HYPERBILIRUBINEMIA or jaundice when severe and if untreated has disastrous yet preventable neurotoxic effects, specifically, bilirubin-induced encephalopathy or kernicterus.1,2 Intraoperative phototherapy using an underbody bili blanket (red arrows) can minimize treatment interruptions, which is preferential during light therapy. Although dual-source (anterior and posterior) light therapy is preferred, this may not allow for operative access to the patient. As seen in these images, the patient should be positioned to provide maximal light to skin interface, with the cautery pad positioned to allow maximal light exposure. Patients should be well hydrated and have eye shields because phototherapy may result in dehydration from insensible losses and toxicity to the immature retina. Although surgery should be delayed until hyperbilirubinemia is resolved, in emergent or semiurgent cases, maintenance of phototherapy intraoperatively, especially in lengthy cases, should be considered.

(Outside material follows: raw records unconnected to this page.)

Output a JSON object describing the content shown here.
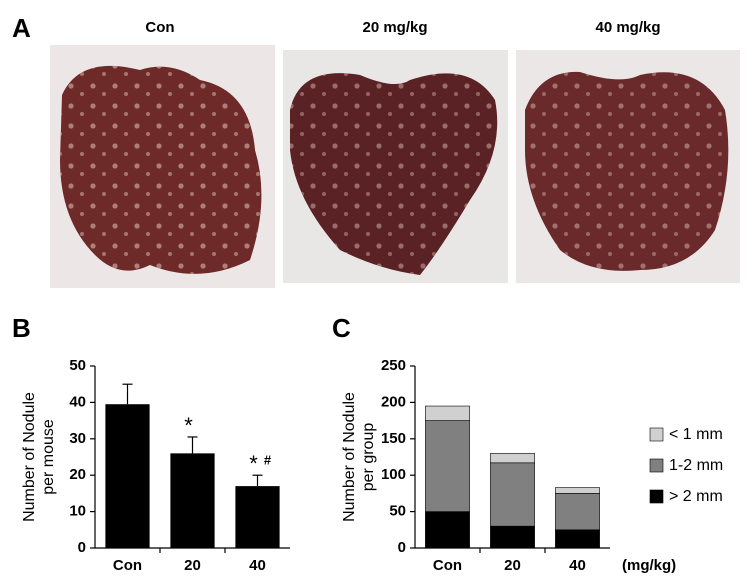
{
  "panel_a": {
    "label": "A",
    "captions": [
      "Con",
      "20 mg/kg",
      "40 mg/kg"
    ]
  },
  "chart_data": [
    {
      "type": "bar",
      "panel_label": "B",
      "y_label": [
        "Number of Nodule",
        "per mouse"
      ],
      "categories": [
        "Con",
        "20",
        "40"
      ],
      "values": [
        39.5,
        26,
        17
      ],
      "errors": [
        5.5,
        4.5,
        3
      ],
      "color": "#000000",
      "annotations": [
        null,
        [
          "*"
        ],
        [
          "*",
          "#"
        ]
      ],
      "ylim": [
        0,
        50
      ],
      "yticks": [
        0,
        10,
        20,
        30,
        40,
        50
      ]
    },
    {
      "type": "stacked_bar",
      "panel_label": "C",
      "y_label": [
        "Number of Nodule",
        "per group"
      ],
      "x_unit": "(mg/kg)",
      "categories": [
        "Con",
        "20",
        "40"
      ],
      "series": [
        {
          "name": "> 2 mm",
          "color": "#000000",
          "values": [
            50,
            30,
            25
          ]
        },
        {
          "name": "1-2 mm",
          "color": "#808080",
          "values": [
            125,
            87,
            50
          ]
        },
        {
          "name": "< 1 mm",
          "color": "#d0d0d0",
          "values": [
            20,
            13,
            8
          ]
        }
      ],
      "legend": "right",
      "ylim": [
        0,
        250
      ],
      "yticks": [
        0,
        50,
        100,
        150,
        200,
        250
      ]
    }
  ]
}
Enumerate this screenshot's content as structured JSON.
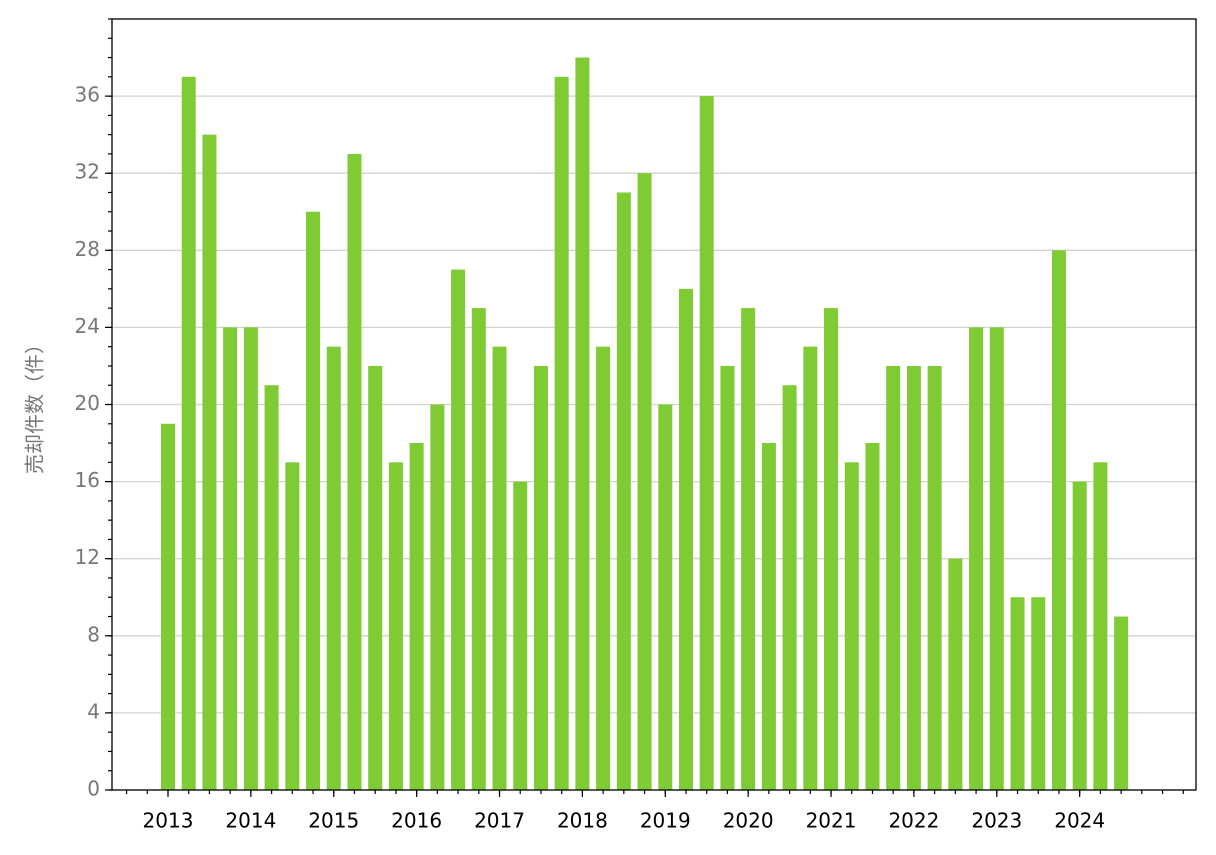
{
  "chart_data": {
    "type": "bar",
    "y_label": "売却件数（件）",
    "categories": [
      "2013",
      null,
      null,
      null,
      "2014",
      null,
      null,
      null,
      "2015",
      null,
      null,
      null,
      "2016",
      null,
      null,
      null,
      "2017",
      null,
      null,
      null,
      "2018",
      null,
      null,
      null,
      "2019",
      null,
      null,
      null,
      "2020",
      null,
      null,
      null,
      "2021",
      null,
      null,
      null,
      "2022",
      null,
      null,
      null,
      "2023",
      null,
      null,
      null,
      "2024",
      null,
      null
    ],
    "values": [
      19,
      37,
      34,
      24,
      24,
      21,
      17,
      30,
      23,
      33,
      22,
      17,
      18,
      20,
      27,
      25,
      23,
      16,
      22,
      37,
      38,
      23,
      31,
      32,
      20,
      26,
      36,
      22,
      25,
      18,
      21,
      23,
      25,
      17,
      18,
      22,
      22,
      22,
      12,
      24,
      24,
      10,
      10,
      28,
      16,
      17,
      9
    ],
    "color": "#7ecb33",
    "ylim": [
      0,
      40
    ],
    "yticks": [
      0,
      4,
      8,
      12,
      16,
      20,
      24,
      28,
      32,
      36
    ],
    "grid": true
  }
}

Bilirubin is a product of erythrocyte catabolism with a complex degradation and elimination pathway. Phototherapy uses light energy to change the structural configuration of bilirubin converting it to a structural isomer that can be excreted in the urine without the need for conjugation.3
Bilirubin levels may increase in the hours prior to anesthesia, as reduced caloric intake and dehydration resulting from non per os times reduces bilirubin reabsorption from the gastrointestinal tract.1 Anesthesia providers should communicate with the neonatal intensive care unit to reduce non per os times as well as minimize time away from light therapy treatment, which works best when uninterrupted. The bilirubin level above which the patient would be considered for exchange transfusion should be discussed with the neonatologist according to nomogram guidelines from the American Academy of Pediatrics.1 Preoperative evaluation also should focus on presence of liver dysfunction, which, when combined with hyperbilirubinemia-dependent vitamin K deficiency and/or prematurity, may result in coagulopathy.3 Unless in extreme cases of severe concomitant liver and/or kidney failure, perioperative antibiotics should be administered based on institutional neonatal dosing guidelines. Additionally, neonatal sepsis may result in hyperbilirubinemia and should be considered in the preoperative evaluation.
The author declares no competing interests.